Concerning total dose, a study by Coy et al. compared two dose levels, 25 Gy vs. 37.5 Gy, showing a significantly improved local control in the higher-dose group, but no difference in survival [9]. A study comparing TRT regimens, 30 Gy (2 Gy once daily) administered to patients with extensive disease and 60 Gy to patients with LD, also found improved local control in the high-dose group [22]. A recent phase II study by Bogart et al. showed that 70 Gy with conventional fractionation is feasible in SCLC-LD [23].

The majority of the questions mentioned above were addressed when a new treatment programme for patients with SCLC-LD was introduced in western Sweden in 1997. Many clinicians consider the administration to this patient population of 1.5 Gy BID to a total of 60 Gy during 4 weeks, combined with chemotherapy, as impossible and associated with unacceptable toxicity. However, our results in the 80 patients treated according to this protocol indicate that it is indeed feasible. The main toxicity problem is grade 3 esophagitis, afflicting 15% and 17%, respectively, in the two dose groups, an acceptable rate, in our opinion, when appropriate supportive care is offered to the patients. The 3- and 5-year overall survival – 25% and 16%, respectively – is comparable with results of the majority of modern SCLC-LD studies [24]. Overall survival is quite similar in the two groups, although there is a negative selection in the lower-dose group. No substantial difference regarding local control was observed either. A possible explanation for this is the relatively small number of treated patients. Our low-dose group (45 Gy BID) received a higher biological dose than in other comparative studies in which the low-dose groups were given about 25–30 Gy [9], [22]. However, it might well be that there is no dose-response relationship in SCLC-LD at doses above 45 Gy BID.

The trend towards improved survival observed in patients given early concurrent treatment is in accordance with previously published data. We did not have an upper age limit for inclusion; the oldest patient treated was 83 years old. In this analysis, age was not found to be a significant prognostic factor and older patients benefit from this treatment similarly to the younger population. Age has been reported to be an uncertain criterion for outcome and tolerability of treatment in SCLC-LD [25].

PCI is beneficial to responding patients and yields a statistically significant survival advantage, even in this relatively small material in which a 3- and 5-year survival of 39% and 20% vs 15 and 15%, respectively, was found. The reason for this is obvious, however, as only good responders after primary treatment were given PCI.

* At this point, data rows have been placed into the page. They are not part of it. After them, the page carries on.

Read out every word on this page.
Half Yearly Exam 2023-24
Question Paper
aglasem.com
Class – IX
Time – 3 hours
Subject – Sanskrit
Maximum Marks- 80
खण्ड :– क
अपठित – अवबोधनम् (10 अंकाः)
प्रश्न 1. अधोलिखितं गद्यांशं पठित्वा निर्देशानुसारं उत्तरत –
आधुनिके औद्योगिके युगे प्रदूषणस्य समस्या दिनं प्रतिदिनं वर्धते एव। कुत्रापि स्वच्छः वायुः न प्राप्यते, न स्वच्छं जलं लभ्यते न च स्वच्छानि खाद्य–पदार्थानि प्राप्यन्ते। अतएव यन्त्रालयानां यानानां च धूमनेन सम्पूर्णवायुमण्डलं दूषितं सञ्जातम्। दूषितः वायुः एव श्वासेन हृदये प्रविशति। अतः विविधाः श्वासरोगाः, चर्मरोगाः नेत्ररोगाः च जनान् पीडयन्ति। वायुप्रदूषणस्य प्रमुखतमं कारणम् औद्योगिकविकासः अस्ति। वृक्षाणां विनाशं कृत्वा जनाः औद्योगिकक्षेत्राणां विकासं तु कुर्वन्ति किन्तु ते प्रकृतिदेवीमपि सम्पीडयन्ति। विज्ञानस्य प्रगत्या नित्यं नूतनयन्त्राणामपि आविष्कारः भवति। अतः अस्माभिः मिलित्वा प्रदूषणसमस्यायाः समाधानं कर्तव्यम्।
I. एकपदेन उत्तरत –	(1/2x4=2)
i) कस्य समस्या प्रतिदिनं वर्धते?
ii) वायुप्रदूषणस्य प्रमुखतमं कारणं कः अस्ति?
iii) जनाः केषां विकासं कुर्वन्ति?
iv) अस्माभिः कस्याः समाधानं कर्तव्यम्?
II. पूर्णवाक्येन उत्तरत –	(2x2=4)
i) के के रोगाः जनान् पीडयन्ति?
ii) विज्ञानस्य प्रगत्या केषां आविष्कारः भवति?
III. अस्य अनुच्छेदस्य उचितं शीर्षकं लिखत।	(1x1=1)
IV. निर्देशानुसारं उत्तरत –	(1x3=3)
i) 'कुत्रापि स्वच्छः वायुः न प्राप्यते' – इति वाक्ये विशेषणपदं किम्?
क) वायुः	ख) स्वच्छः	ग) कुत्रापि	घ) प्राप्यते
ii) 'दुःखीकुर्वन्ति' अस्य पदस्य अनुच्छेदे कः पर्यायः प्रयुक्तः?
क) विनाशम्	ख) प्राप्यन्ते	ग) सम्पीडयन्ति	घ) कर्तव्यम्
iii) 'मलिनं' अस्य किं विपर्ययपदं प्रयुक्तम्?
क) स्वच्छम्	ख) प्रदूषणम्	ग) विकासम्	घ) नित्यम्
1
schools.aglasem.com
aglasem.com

Distant metastasis is the main problem in SCLC and the main cause of death (about 70%) in our study. New chemotherapeutic agents and novel treatment approaches are under intensive investigation. Encouraging results have been reported, among others, by Arriagada and Thatcher who have shown that slightly higher chemotherapy doses and the supplement of an additional chemotherapeutic agent lead to significantly improved survival [26], [27]. Even if the frequency of distant relapse can be reduced, local control is a prerequisite for long-term survival and it is therefore necessary to optimise local treatment as much as possible. This retrospective study has shown that it is possible to escalate the local absorbed dose and use an alternative fractionation regimen in combination with early administration of modern combination chemotherapy in the treatment of SCLC-LD, with acceptable toxicity. We consider these results to be important when new multi-national trials for further optimisation and standardisation of radiotherapy for SCLC-LD are designed.